Chi controlla ponti e viadotti? Boh. L’agenzia annunciata da Toninelli, non è mai nata

Il CorSera spiega che l'Ansfisa annunciata dall'ex ministro giace ancora in attesa di un parere del Consiglio di Stato. Non esiste una mappatura dei viadotti a rischio

ponti e viadotti

Chi controlla i ponti e i viadotti della nostra rete autostradale? Se lo chiede Marco Imarisio sul Corriere della Sera.

L’Agenzia annunciata da Toninelli

Avrebbe dovuto farlo l’Ansfisa, Agenzia nazionale per la sicurezza delle ferrovie e delle infrastrutture stradali. O almeno questo era stato l’annuncio del ministro Toninelli all’indomani della tragedia del Ponte Morandi. Peccato che, però, non sia mai nata.

L’Ansfisa avrebbe dovuto prendere il posto, spiega Imarisio, della

“vecchia e poco utilizzata Direzione generale per la vigilanza sui concessionari, carrozza pubblica di limitate risorse e ancor meno potere, impossibilitata com’era a operare veri controlli sulle 7.317 «opere d’arte», ovvero tutti i ponti, i viadotti e i tunnel che rientrano nelle concessioni dei 19 gestori autostradali in teoria monitorati dall’Anac”.

Avrebbe dovuto segnare il passaggio dalla logica dell’emergenza a quello della prevenzione. Del resto, a stabilire che occorressero ispezioni ministeriali “altamente dettagliate” sulle infrastrutture lo aveva detto una direttiva europea nel lontano 2008.

Il ritardo dell’Italia nel recepire la direttiva europea

L’Italia è andata piano, ha recepito con molta calma, scrive Imarisio,

“dimenticandosi però i regolamenti attuativi e i soldi per gli ispettori”.

Ai genovesi che a distanza di tre mesi dal crollo del viadotto sul Polcevera si erano riuniti per ricordare le 43 vittime, il ministro Toninelli aveva assicurato che sarebbe cambiato tutto, ma al momento

“è cambiato solo il titolare del dicastero”.

L’Ansfisa aspetta ancora il parere del Consiglio di Stato su un regolamento attuativo scritto solo nel luglio, che riguardava l’assunzione o lo spostamento nella nuova struttura di almeno 500 tra ispettori e dirigenti.

Al momento non ha altro che un organigramma in cui compaiono solo i vertici e nulla più.

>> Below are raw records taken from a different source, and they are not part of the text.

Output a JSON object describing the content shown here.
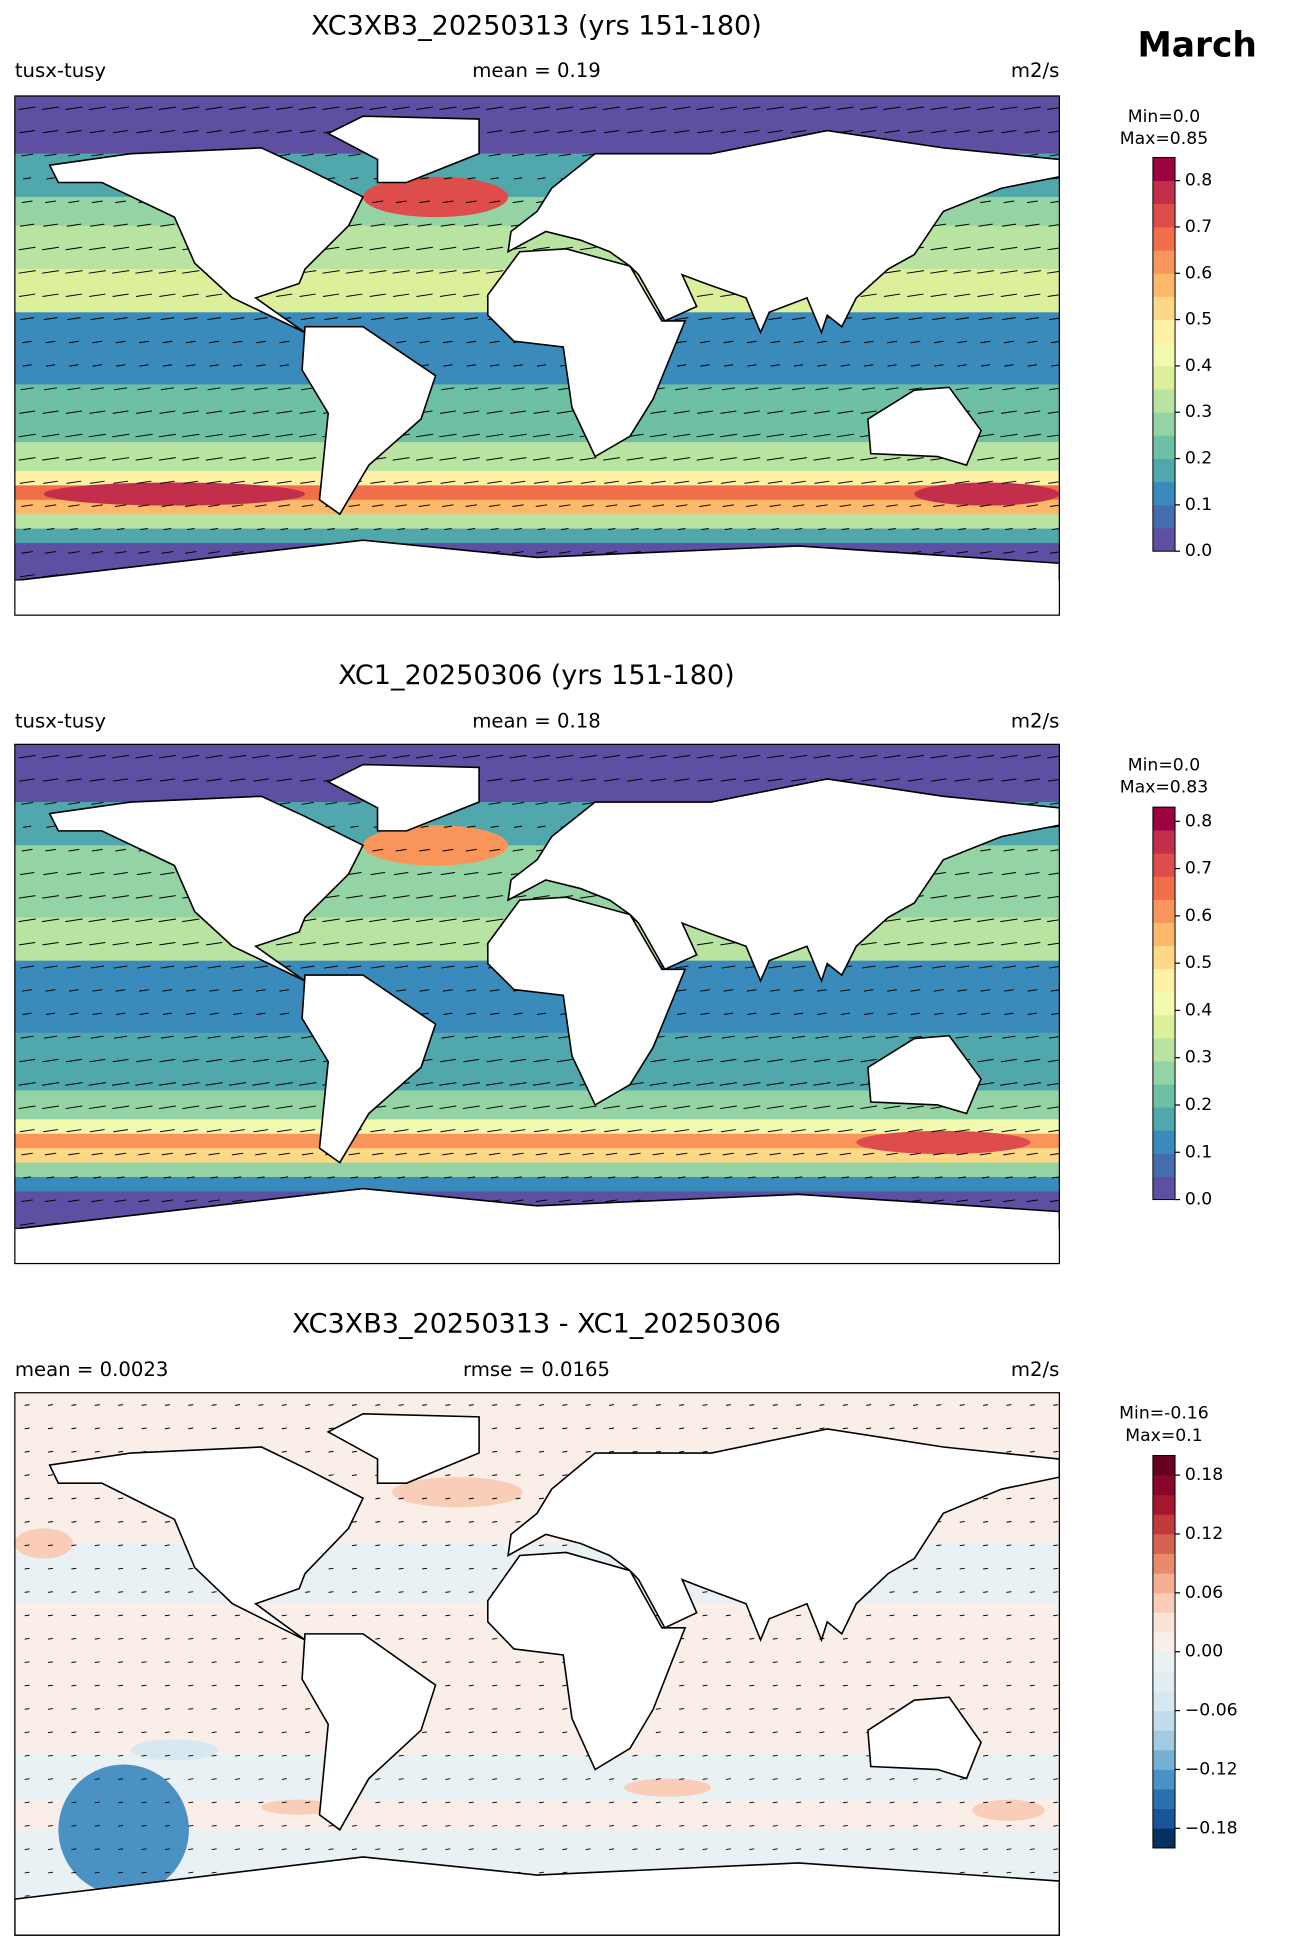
{
  "figure_title": "March",
  "chart_data": [
    {
      "type": "map",
      "title": "XC3XB3_20250313 (yrs 151-180)",
      "left_label": "tusx-tusy",
      "center_label": "mean = 0.19",
      "right_label": "m2/s",
      "colorbar": {
        "min_label": "Min=0.0",
        "max_label": "Max=0.85",
        "ylim": [
          0,
          0.85
        ],
        "yticks": [
          {
            "value": 0,
            "label": "0.0"
          },
          0.1,
          0.2,
          0.3,
          0.4,
          0.5,
          0.6,
          0.7,
          0.8
        ],
        "colors": [
          "#5e4fa2",
          "#466cb0",
          "#3a8bbb",
          "#50a8ad",
          "#6dc0a4",
          "#94d3a4",
          "#b9e3a1",
          "#dcf09b",
          "#f3f9ae",
          "#fef1a6",
          "#fed887",
          "#fdb869",
          "#f9945a",
          "#f06f4a",
          "#de4d4b",
          "#c32e4b",
          "#9e0142"
        ]
      }
    },
    {
      "type": "map",
      "title": "XC1_20250306 (yrs 151-180)",
      "left_label": "tusx-tusy",
      "center_label": "mean = 0.18",
      "right_label": "m2/s",
      "colorbar": {
        "min_label": "Min=0.0",
        "max_label": "Max=0.83",
        "ylim": [
          0,
          0.83
        ],
        "yticks": [
          {
            "value": 0,
            "label": "0.0"
          },
          0.1,
          0.2,
          0.3,
          0.4,
          0.5,
          0.6,
          0.7,
          0.8
        ],
        "colors": [
          "#5e4fa2",
          "#466cb0",
          "#3a8bbb",
          "#50a8ad",
          "#6dc0a4",
          "#94d3a4",
          "#b9e3a1",
          "#dcf09b",
          "#f3f9ae",
          "#fef1a6",
          "#fed887",
          "#fdb869",
          "#f9945a",
          "#f06f4a",
          "#de4d4b",
          "#c32e4b",
          "#9e0142"
        ]
      }
    },
    {
      "type": "diff-map",
      "title": "XC3XB3_20250313 - XC1_20250306",
      "left_label": "mean = 0.0023",
      "center_label": "rmse = 0.0165",
      "right_label": "m2/s",
      "colorbar": {
        "min_label": "Min=-0.16",
        "max_label": "Max=0.1",
        "ylim": [
          -0.2,
          0.2
        ],
        "yticks": [
          {
            "value": -0.18,
            "label": "−0.18"
          },
          {
            "value": -0.12,
            "label": "−0.12"
          },
          {
            "value": -0.06,
            "label": "−0.06"
          },
          {
            "value": 0,
            "label": "0.00"
          },
          0.06,
          0.12,
          0.18
        ],
        "colors": [
          "#053061",
          "#1a5597",
          "#2b71b0",
          "#4a92c4",
          "#76b1d4",
          "#a1cbe2",
          "#c3dcec",
          "#d8e8f1",
          "#e3eef3",
          "#e9f1f5",
          "#faeee8",
          "#fbe3d6",
          "#f9cdb8",
          "#f4ae91",
          "#e78a6e",
          "#d4644f",
          "#c13b3c",
          "#a5172e",
          "#87062a",
          "#67001f"
        ]
      }
    }
  ]
}
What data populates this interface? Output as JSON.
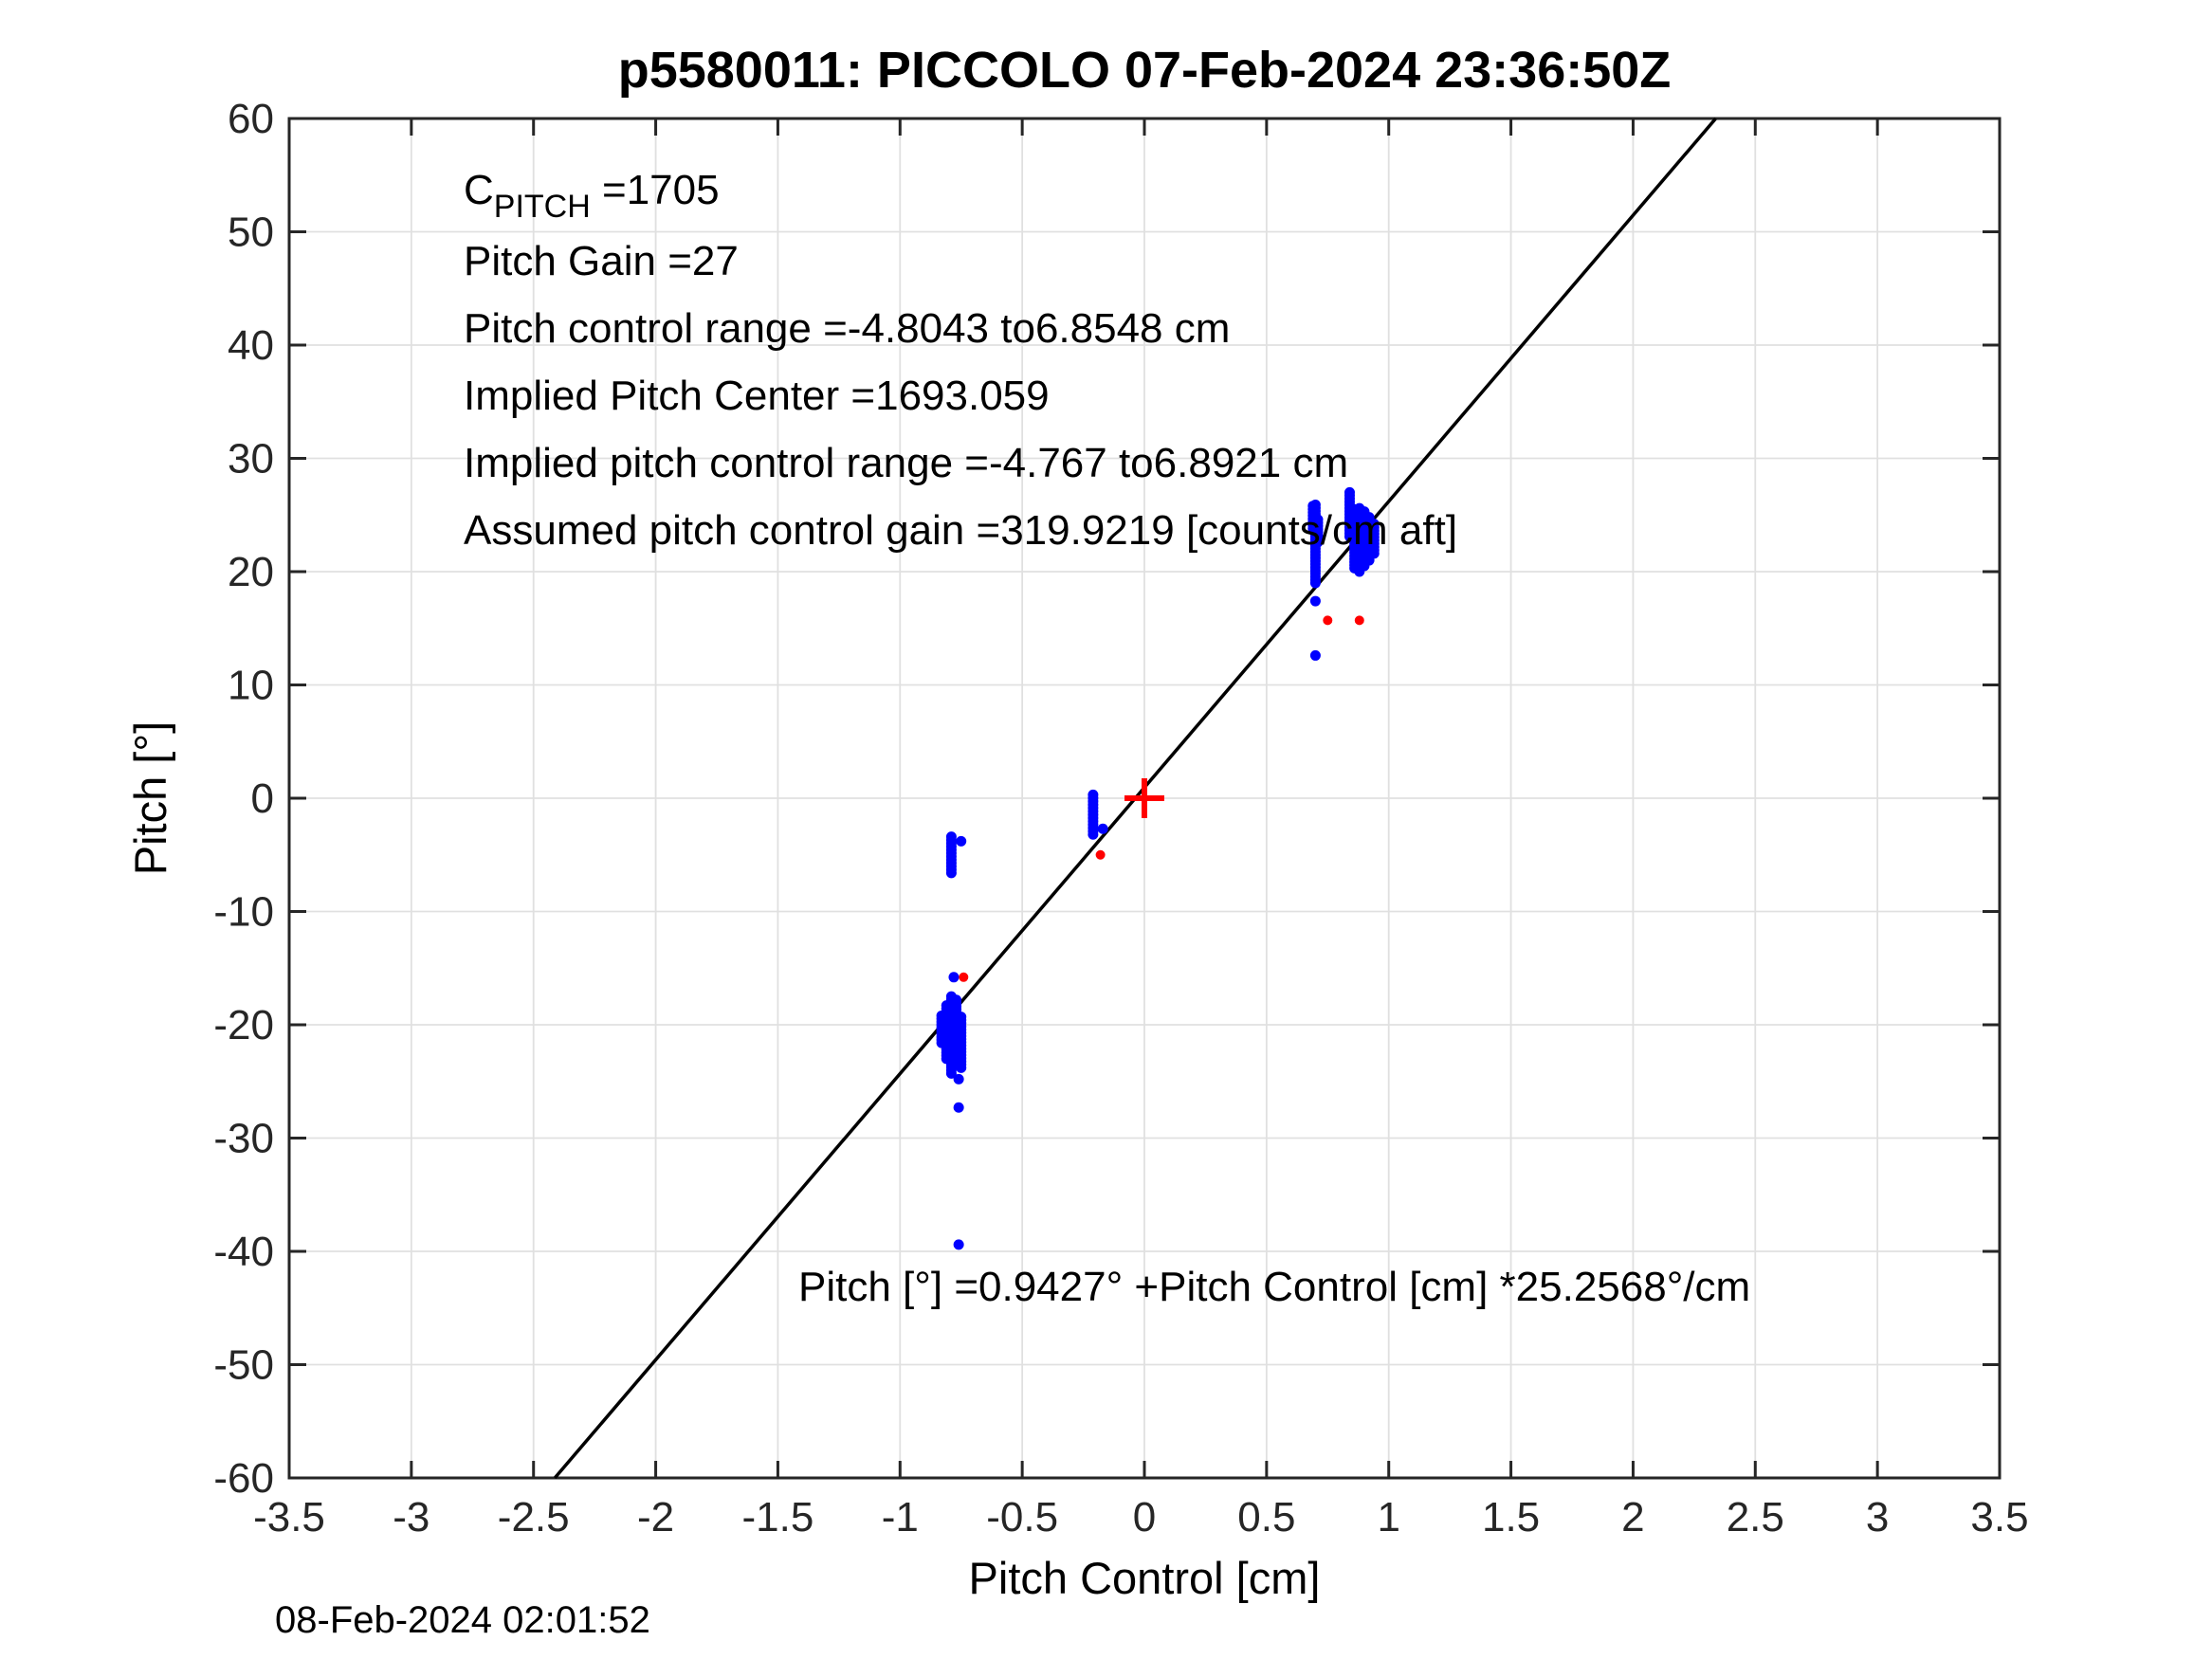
{
  "title": "p5580011: PICCOLO 07-Feb-2024 23:36:50Z",
  "timestamp": "08-Feb-2024 02:01:52",
  "colors": {
    "data_blue": "#0000ff",
    "outlier_red": "#ff0000",
    "fit_line": "#000000",
    "grid": "#e0e0e0",
    "axis": "#262626"
  },
  "annotations": {
    "cpitch": {
      "base": "C",
      "sub": "PITCH",
      "rest": " =1705"
    },
    "line2": "Pitch Gain =27",
    "line3": "Pitch control range =-4.8043 to6.8548 cm",
    "line4": "Implied Pitch Center =1693.059",
    "line5": "Implied pitch control range =-4.767 to6.8921 cm",
    "line6": "Assumed pitch control gain =319.9219 [counts/cm aft]",
    "fit_label": "Pitch [°] =0.9427° +Pitch Control [cm] *25.2568°/cm"
  },
  "chart_data": {
    "type": "scatter",
    "title": "p5580011: PICCOLO 07-Feb-2024 23:36:50Z",
    "xlabel": "Pitch Control [cm]",
    "ylabel": "Pitch [°]",
    "xlim": [
      -3.5,
      3.5
    ],
    "ylim": [
      -60,
      60
    ],
    "grid": true,
    "xticks": [
      {
        "v": -3.5,
        "label": "-3.5"
      },
      {
        "v": -3,
        "label": "-3"
      },
      {
        "v": -2.5,
        "label": "-2.5"
      },
      {
        "v": -2,
        "label": "-2"
      },
      {
        "v": -1.5,
        "label": "-1.5"
      },
      {
        "v": -1,
        "label": "-1"
      },
      {
        "v": -0.5,
        "label": "-0.5"
      },
      {
        "v": 0,
        "label": "0"
      },
      {
        "v": 0.5,
        "label": "0.5"
      },
      {
        "v": 1,
        "label": "1"
      },
      {
        "v": 1.5,
        "label": "1.5"
      },
      {
        "v": 2,
        "label": "2"
      },
      {
        "v": 2.5,
        "label": "2.5"
      },
      {
        "v": 3,
        "label": "3"
      },
      {
        "v": 3.5,
        "label": "3.5"
      }
    ],
    "yticks": [
      {
        "v": -60,
        "label": "-60"
      },
      {
        "v": -50,
        "label": "-50"
      },
      {
        "v": -40,
        "label": "-40"
      },
      {
        "v": -30,
        "label": "-30"
      },
      {
        "v": -20,
        "label": "-20"
      },
      {
        "v": -10,
        "label": "-10"
      },
      {
        "v": 0,
        "label": "0"
      },
      {
        "v": 10,
        "label": "10"
      },
      {
        "v": 20,
        "label": "20"
      },
      {
        "v": 30,
        "label": "30"
      },
      {
        "v": 40,
        "label": "40"
      },
      {
        "v": 50,
        "label": "50"
      },
      {
        "v": 60,
        "label": "60"
      }
    ],
    "fit_line": {
      "intercept": 0.9427,
      "slope": 25.2568
    },
    "origin_marker": {
      "x": 0,
      "y": 0
    },
    "series": [
      {
        "name": "pitch-vs-control-blue",
        "color": "#0000ff",
        "stripes": [
          {
            "x": -0.83,
            "y1": -19.2,
            "y2": -21.6
          },
          {
            "x": -0.81,
            "y1": -18.3,
            "y2": -23.0
          },
          {
            "x": -0.79,
            "y1": -17.5,
            "y2": -24.3
          },
          {
            "x": -0.77,
            "y1": -17.8,
            "y2": -23.5
          },
          {
            "x": -0.75,
            "y1": -19.3,
            "y2": -23.8
          },
          {
            "x": -0.79,
            "y1": -3.4,
            "y2": -6.6
          },
          {
            "x": -0.21,
            "y1": 0.3,
            "y2": -3.2
          },
          {
            "x": 0.69,
            "y1": 25.8,
            "y2": 23.8
          },
          {
            "x": 0.7,
            "y1": 25.9,
            "y2": 19.0
          },
          {
            "x": 0.71,
            "y1": 24.6,
            "y2": 22.6
          },
          {
            "x": 0.84,
            "y1": 27.0,
            "y2": 23.1
          },
          {
            "x": 0.86,
            "y1": 25.5,
            "y2": 20.3
          },
          {
            "x": 0.88,
            "y1": 25.6,
            "y2": 20.0
          },
          {
            "x": 0.9,
            "y1": 25.3,
            "y2": 20.5
          },
          {
            "x": 0.92,
            "y1": 24.8,
            "y2": 21.0
          },
          {
            "x": 0.94,
            "y1": 24.2,
            "y2": 21.6
          }
        ],
        "points": [
          {
            "x": 0.7,
            "y": 17.4
          },
          {
            "x": 0.7,
            "y": 12.6
          },
          {
            "x": -0.75,
            "y": -3.8
          },
          {
            "x": -0.17,
            "y": -2.7
          },
          {
            "x": -0.78,
            "y": -15.8
          },
          {
            "x": -0.76,
            "y": -24.8
          },
          {
            "x": -0.76,
            "y": -27.3
          },
          {
            "x": -0.76,
            "y": -39.4
          }
        ]
      },
      {
        "name": "outliers-red",
        "color": "#ff0000",
        "stripes": [],
        "points": [
          {
            "x": -0.74,
            "y": -15.8
          },
          {
            "x": -0.18,
            "y": -5.0
          },
          {
            "x": 0.75,
            "y": 15.7
          },
          {
            "x": 0.88,
            "y": 15.7
          }
        ]
      }
    ]
  }
}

Non esiste una mappatura dei viadotti a rischio

Di fatto non esiste, in Italia, una mappatura delle infrastrutture a rischio, autostradali e non. La Procura di Genova, nell’inchiesta post Morandi, ha individuato 28 opere di Autostrada per l’Italia ma per il resto fa ancora fede il rapporto dell’istituto di tecnologia delle costruzioni del Cnr del giugno 2018, precedente al crollo del 14 agosto.

In quel rapporto era scritto che le nostre infrastrutture stradali hanno superato la durata di vita per cui sono state progettate. La maggior parte dei ponti e viadotti italiani, infatti, è stato costruito tra il 1955 e il 1980.

Il Cnr, incrociando l’età dei ponti, gli interventi straordinari effettuati e gli allarmi raccolti dai gestori, ne identifica 20 che creano qualche preoccupazione. Ce ne sono in Lombardia, Abruzzo, Campania (il viadotto Manna), in Sicilia.

Il caso della Liguria

In Liguria, dove dal 2010 ad oggi ci sono stati 8 alluvioni e negli ultimi cinque anni sono crollate tre strade provinciali, c’è evidentemente un caso “specifico”. Le strade avrebbero bisogno di continui controlli, scrive Imarisio,

“ma si torna alla casella di partenza. I soldi non ci sono. I rivi esondano, la terra si inzuppa, i viadotti cedono. Nel rapporto del Cnr sono citati come «preoccupanti» quattro ponti della A6 Torino-Savona, equamente divisi tra Piemonte e Liguria. Quello crollato ieri non era compreso nell’elenco”.